The ethos of business acumen started long ago for Ronald Graham. Born in Burlington, Ontario, the youngest of nine children, Graham began working as a law clerk at 13 making $1.50 per week. Soon after, he followed his father’s example into the banking business and worked from the position of clerk to manager by the tender age of 19.

For Ronald, even at a young age, questions of his life course came quickly and he pondered his future at the bank. The meagre earnings gave way for Ronald to question his future at the bank, as he joked, “I mean, you could never own the damn thing.” (Green College History Booklet).

With that being said, ambitious and hungry, Graham sought the allure of the stockbroking life to satisfy his desires. Graham then moved to a stockbroking firm to learn, and then proceeded to buy a seat in the Toronto Stock Exchange “which he held from 1918 to 1926.” There, Graham finally understood “that real gains would only come from entrepreneurial business speculation.”

Finally, understanding and taking reign of the entrepreneurial spirit, Graham moved on the first successful business transaction when, with his colleague Percy Gardiner, he purchased a controlling share in the Toronto Diary Company. Later, the pair sold the company, earning themselves a profit of a million dollars. (If it is a lot now, imagine back then!)

Graham did not stop there. Using the profit, the duo acquired ownership of Atlantic Sugar Refineries limited, “which earned them an average of a million dollars a year during the Depression.”

Graham and his friend Percy continued a very successful entrepreneurial spirit and the partnership continued to be profitable. The duo went on to open a chain of restaurants that eventually introduced Kentucky Fried Chicken Canada.

It is important to note this one of many partnerships Graham was involved in. Other partnerships would include business in sugar refining, lumber, real estate, mining, and newspaper over his lifetime.

Ronald Graham’s personal life was also matched with spirit. By the beginning of the 1940s, Ronald Graham was an established businessperson in the “English-speaking community of Montreal with a family of ten children.” Tragedy struck and in 1941, Graham’s wife died of cancer. He remarried in the same year and made the move to Vancouver with his new “wife Helen Payne White Bailey, an approximate 20 years his junior.”

The new family started a new adventure with the five youngest of his ten children, and three of her four children. One of Bailey’s children was temporarily back east in a boarding school.

The family settled into a rented home on Selkirk Avenue in the prestigious Shaughnessy neighbourhood of Vancouver. Not soon after in 1942, a new offspring called the place home.

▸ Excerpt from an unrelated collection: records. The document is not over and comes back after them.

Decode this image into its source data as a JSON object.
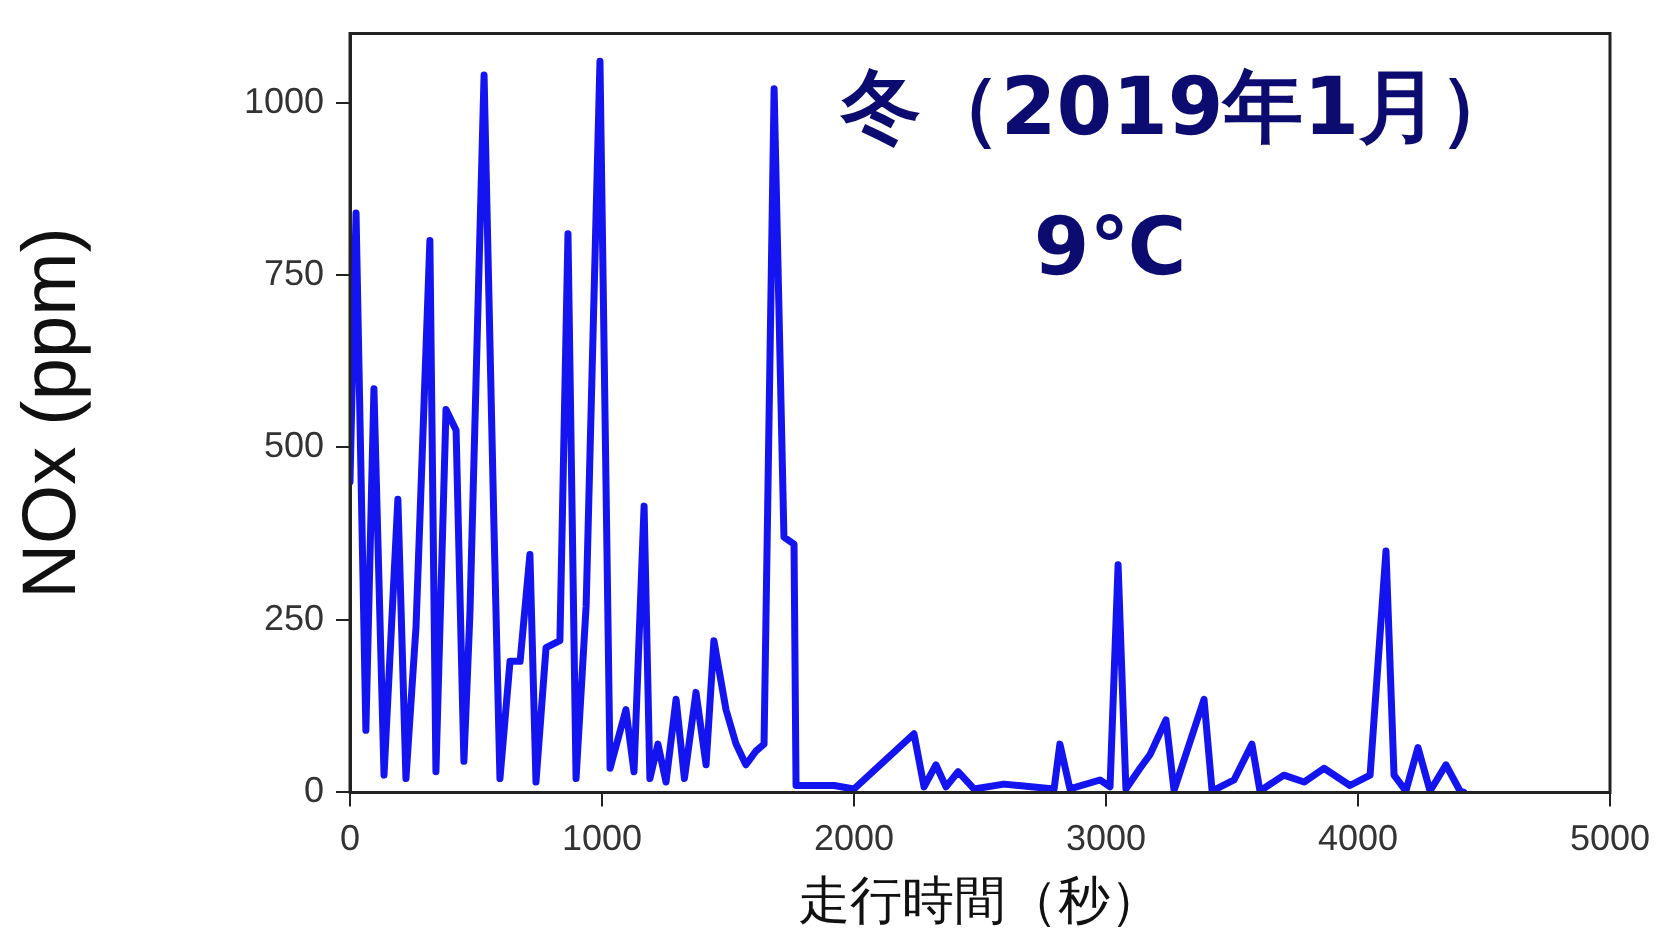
{
  "chart_data": {
    "type": "line",
    "xlabel": "走行時間（秒）",
    "ylabel": "NOx (ppm)",
    "annotations": [
      "冬（2019年1月）",
      "9℃"
    ],
    "xlim": [
      0,
      5000
    ],
    "xticks": [
      0,
      1000,
      2000,
      3000,
      4000,
      5000
    ],
    "ylim": [
      0,
      1100
    ],
    "yticks": [
      0,
      250,
      500,
      750,
      1000
    ],
    "grid": false,
    "legend": false,
    "marker": "none",
    "line_style": "solid",
    "series": [
      {
        "color": "#1414f0",
        "x": [
          0,
          24,
          63,
          95,
          135,
          190,
          222,
          262,
          317,
          341,
          381,
          421,
          452,
          476,
          532,
          571,
          595,
          635,
          675,
          714,
          738,
          778,
          833,
          865,
          897,
          937,
          992,
          1032,
          1095,
          1127,
          1167,
          1190,
          1222,
          1254,
          1294,
          1327,
          1373,
          1413,
          1444,
          1492,
          1532,
          1571,
          1611,
          1643,
          1683,
          1722,
          1762,
          1770,
          1921,
          2000,
          2238,
          2278,
          2325,
          2365,
          2413,
          2476,
          2595,
          2794,
          2817,
          2857,
          2976,
          3016,
          3048,
          3079,
          3135,
          3175,
          3238,
          3270,
          3389,
          3421,
          3508,
          3579,
          3611,
          3706,
          3786,
          3865,
          3968,
          4048,
          4111,
          4143,
          4190,
          4238,
          4286,
          4349,
          4405,
          4420
        ],
        "values": [
          450,
          840,
          90,
          585,
          25,
          425,
          20,
          240,
          800,
          30,
          555,
          525,
          45,
          260,
          1040,
          390,
          20,
          190,
          190,
          345,
          15,
          210,
          220,
          810,
          20,
          270,
          1060,
          35,
          120,
          30,
          415,
          20,
          70,
          15,
          135,
          20,
          145,
          40,
          220,
          120,
          70,
          40,
          60,
          70,
          1020,
          370,
          360,
          10,
          10,
          5,
          85,
          8,
          40,
          8,
          30,
          5,
          12,
          5,
          70,
          5,
          18,
          8,
          330,
          5,
          35,
          55,
          105,
          3,
          135,
          2,
          18,
          70,
          2,
          25,
          15,
          35,
          10,
          25,
          350,
          25,
          2,
          65,
          2,
          40,
          2,
          0
        ]
      }
    ]
  }
}
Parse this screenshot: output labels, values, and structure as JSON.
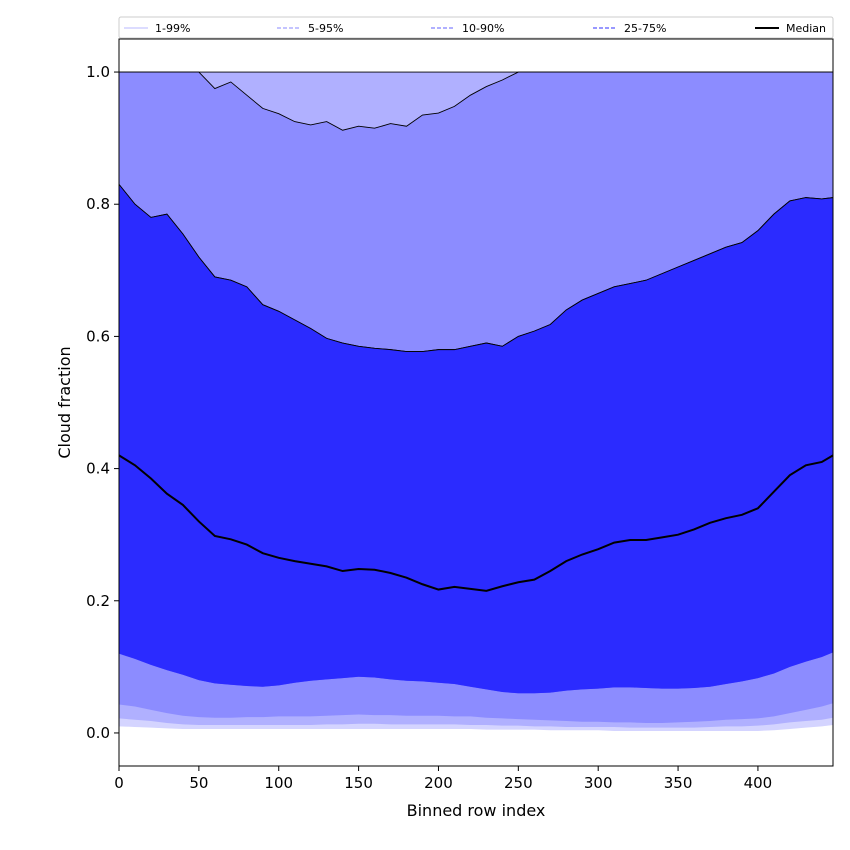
{
  "chart_data": {
    "type": "area",
    "xlabel": "Binned row index",
    "ylabel": "Cloud fraction",
    "xlim": [
      0,
      447
    ],
    "ylim": [
      -0.05,
      1.05
    ],
    "x_ticks": [
      0,
      50,
      100,
      150,
      200,
      250,
      300,
      350,
      400
    ],
    "y_ticks": [
      0.0,
      0.2,
      0.4,
      0.6,
      0.8,
      1.0
    ],
    "x_tick_labels": [
      "0",
      "50",
      "100",
      "150",
      "200",
      "250",
      "300",
      "350",
      "400"
    ],
    "y_tick_labels": [
      "0.0",
      "0.2",
      "0.4",
      "0.6",
      "0.8",
      "1.0"
    ],
    "grid": false,
    "legend_position": "top",
    "x": [
      0,
      10,
      20,
      30,
      40,
      50,
      60,
      70,
      80,
      90,
      100,
      110,
      120,
      130,
      140,
      150,
      160,
      170,
      180,
      190,
      200,
      210,
      220,
      230,
      240,
      250,
      260,
      270,
      280,
      290,
      300,
      310,
      320,
      330,
      340,
      350,
      360,
      370,
      380,
      390,
      400,
      410,
      420,
      430,
      440,
      447
    ],
    "bands": [
      {
        "name": "1-99%",
        "color": "#d4d4ff",
        "lower": [
          0.01,
          0.009,
          0.008,
          0.007,
          0.006,
          0.006,
          0.006,
          0.006,
          0.006,
          0.006,
          0.006,
          0.006,
          0.006,
          0.006,
          0.006,
          0.006,
          0.006,
          0.006,
          0.006,
          0.006,
          0.006,
          0.006,
          0.006,
          0.005,
          0.005,
          0.005,
          0.005,
          0.004,
          0.004,
          0.004,
          0.004,
          0.003,
          0.003,
          0.003,
          0.003,
          0.003,
          0.003,
          0.003,
          0.003,
          0.003,
          0.003,
          0.004,
          0.006,
          0.008,
          0.01,
          0.012
        ],
        "upper": [
          1.0,
          1.0,
          1.0,
          1.0,
          1.0,
          1.0,
          1.0,
          1.0,
          1.0,
          1.0,
          1.0,
          1.0,
          1.0,
          1.0,
          1.0,
          1.0,
          1.0,
          1.0,
          1.0,
          1.0,
          1.0,
          1.0,
          1.0,
          1.0,
          1.0,
          1.0,
          1.0,
          1.0,
          1.0,
          1.0,
          1.0,
          1.0,
          1.0,
          1.0,
          1.0,
          1.0,
          1.0,
          1.0,
          1.0,
          1.0,
          1.0,
          1.0,
          1.0,
          1.0,
          1.0,
          1.0
        ]
      },
      {
        "name": "5-95%",
        "color": "#b0b0ff",
        "lower": [
          0.022,
          0.02,
          0.018,
          0.015,
          0.013,
          0.012,
          0.012,
          0.012,
          0.012,
          0.012,
          0.012,
          0.012,
          0.012,
          0.013,
          0.013,
          0.014,
          0.014,
          0.013,
          0.013,
          0.013,
          0.013,
          0.013,
          0.012,
          0.012,
          0.011,
          0.011,
          0.01,
          0.01,
          0.009,
          0.009,
          0.009,
          0.009,
          0.008,
          0.008,
          0.008,
          0.008,
          0.008,
          0.009,
          0.01,
          0.01,
          0.011,
          0.013,
          0.016,
          0.018,
          0.02,
          0.023
        ],
        "upper": [
          1.0,
          1.0,
          1.0,
          1.0,
          1.0,
          1.0,
          1.0,
          1.0,
          1.0,
          1.0,
          1.0,
          1.0,
          1.0,
          1.0,
          1.0,
          1.0,
          1.0,
          1.0,
          1.0,
          1.0,
          1.0,
          1.0,
          1.0,
          1.0,
          1.0,
          1.0,
          1.0,
          1.0,
          1.0,
          1.0,
          1.0,
          1.0,
          1.0,
          1.0,
          1.0,
          1.0,
          1.0,
          1.0,
          1.0,
          1.0,
          1.0,
          1.0,
          1.0,
          1.0,
          1.0,
          1.0
        ]
      },
      {
        "name": "10-90%",
        "color": "#8c8cff",
        "lower": [
          0.043,
          0.04,
          0.035,
          0.03,
          0.026,
          0.024,
          0.023,
          0.023,
          0.024,
          0.024,
          0.025,
          0.025,
          0.025,
          0.026,
          0.027,
          0.028,
          0.027,
          0.027,
          0.026,
          0.026,
          0.026,
          0.025,
          0.025,
          0.023,
          0.022,
          0.021,
          0.02,
          0.019,
          0.018,
          0.017,
          0.017,
          0.016,
          0.016,
          0.015,
          0.015,
          0.016,
          0.017,
          0.018,
          0.02,
          0.021,
          0.022,
          0.025,
          0.03,
          0.035,
          0.04,
          0.045
        ],
        "upper": [
          1.0,
          1.0,
          1.0,
          1.0,
          1.0,
          1.0,
          0.975,
          0.985,
          0.965,
          0.945,
          0.937,
          0.925,
          0.92,
          0.925,
          0.912,
          0.918,
          0.915,
          0.922,
          0.918,
          0.935,
          0.938,
          0.948,
          0.965,
          0.978,
          0.988,
          1.0,
          1.0,
          1.0,
          1.0,
          1.0,
          1.0,
          1.0,
          1.0,
          1.0,
          1.0,
          1.0,
          1.0,
          1.0,
          1.0,
          1.0,
          1.0,
          1.0,
          1.0,
          1.0,
          1.0,
          1.0
        ]
      },
      {
        "name": "25-75%",
        "color": "#5555ff",
        "lower": [
          0.12,
          0.112,
          0.103,
          0.095,
          0.088,
          0.08,
          0.075,
          0.073,
          0.071,
          0.07,
          0.072,
          0.076,
          0.079,
          0.081,
          0.083,
          0.085,
          0.084,
          0.081,
          0.079,
          0.078,
          0.076,
          0.074,
          0.07,
          0.066,
          0.062,
          0.06,
          0.06,
          0.061,
          0.064,
          0.066,
          0.067,
          0.069,
          0.069,
          0.068,
          0.067,
          0.067,
          0.068,
          0.07,
          0.074,
          0.078,
          0.083,
          0.09,
          0.1,
          0.108,
          0.115,
          0.122
        ],
        "upper": [
          0.83,
          0.8,
          0.78,
          0.785,
          0.755,
          0.72,
          0.69,
          0.685,
          0.675,
          0.648,
          0.638,
          0.625,
          0.612,
          0.597,
          0.59,
          0.585,
          0.582,
          0.58,
          0.577,
          0.577,
          0.58,
          0.58,
          0.585,
          0.59,
          0.585,
          0.6,
          0.608,
          0.618,
          0.64,
          0.655,
          0.665,
          0.675,
          0.68,
          0.685,
          0.695,
          0.705,
          0.715,
          0.725,
          0.735,
          0.742,
          0.76,
          0.785,
          0.805,
          0.81,
          0.808,
          0.81
        ]
      }
    ],
    "series": [
      {
        "name": "Median",
        "color": "#000000",
        "values": [
          0.42,
          0.405,
          0.385,
          0.362,
          0.345,
          0.32,
          0.298,
          0.293,
          0.285,
          0.272,
          0.265,
          0.26,
          0.256,
          0.252,
          0.245,
          0.248,
          0.247,
          0.242,
          0.235,
          0.225,
          0.217,
          0.221,
          0.218,
          0.215,
          0.222,
          0.228,
          0.232,
          0.245,
          0.26,
          0.27,
          0.278,
          0.288,
          0.292,
          0.292,
          0.296,
          0.3,
          0.308,
          0.318,
          0.325,
          0.33,
          0.34,
          0.365,
          0.39,
          0.405,
          0.41,
          0.42
        ]
      }
    ],
    "legend": [
      {
        "label": "1-99%",
        "color": "#c8c8ff",
        "style": "solid"
      },
      {
        "label": "5-95%",
        "color": "#a0a0ff",
        "style": "dashed"
      },
      {
        "label": "10-90%",
        "color": "#8080ff",
        "style": "dashed"
      },
      {
        "label": "25-75%",
        "color": "#5a5aff",
        "style": "dashed"
      },
      {
        "label": "Median",
        "color": "#000000",
        "style": "solid"
      }
    ],
    "band_fill_core": "#2b2bff"
  }
}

The Grahams were known as “affable, unpretentious people from modest backgrounds.” Ronald was “a son of a none-too successful banker, and the second Ms. Graham, was the daughter of the first man to sell Fuller Brush in Canada.” The Grahams identity was one of fun loving and free spirit, and not bound by conventions and traditions. They did not “snobbishly confine themselves to one social set; gregarious, generous, and eager to serve their community; the Grahams soon established themselves in Vancouver society.”


Photo: Shona Dion

Finally, after five years in 1946, the Grahams grew tired of living in rented accommodation without a view. They began shopping for a new house. They had contemplated a “17-bedroom mansion with 10 bathrooms overlooking the Fraser River, however during the war years such extravagance seemed out of place.” When the opportunity to purchase the Lefevre property in Point Grey came to the market, the decision, even though the house was isolated from their social world “and inadequate for their large family and entertaining needs, the beautiful gardens and exquisite views were too exceptional too pass up.”

Ronald Graham came to a full circle in life and purchased the property for $35,000. After moving in, plans immediately made to expand the premises. Renovations cost the Grahams $500,000, which included a $150,000 indoor swimming pool.

The Hon. William C. Graham PC QC (centre), with David Strangway (left) and Haig Ferris.
The Hon. William C. Graham PC QC (centre), with David Strangway (left) and Haig Ferris at Founders' Dinner 2010. Photo: Don Erhardt.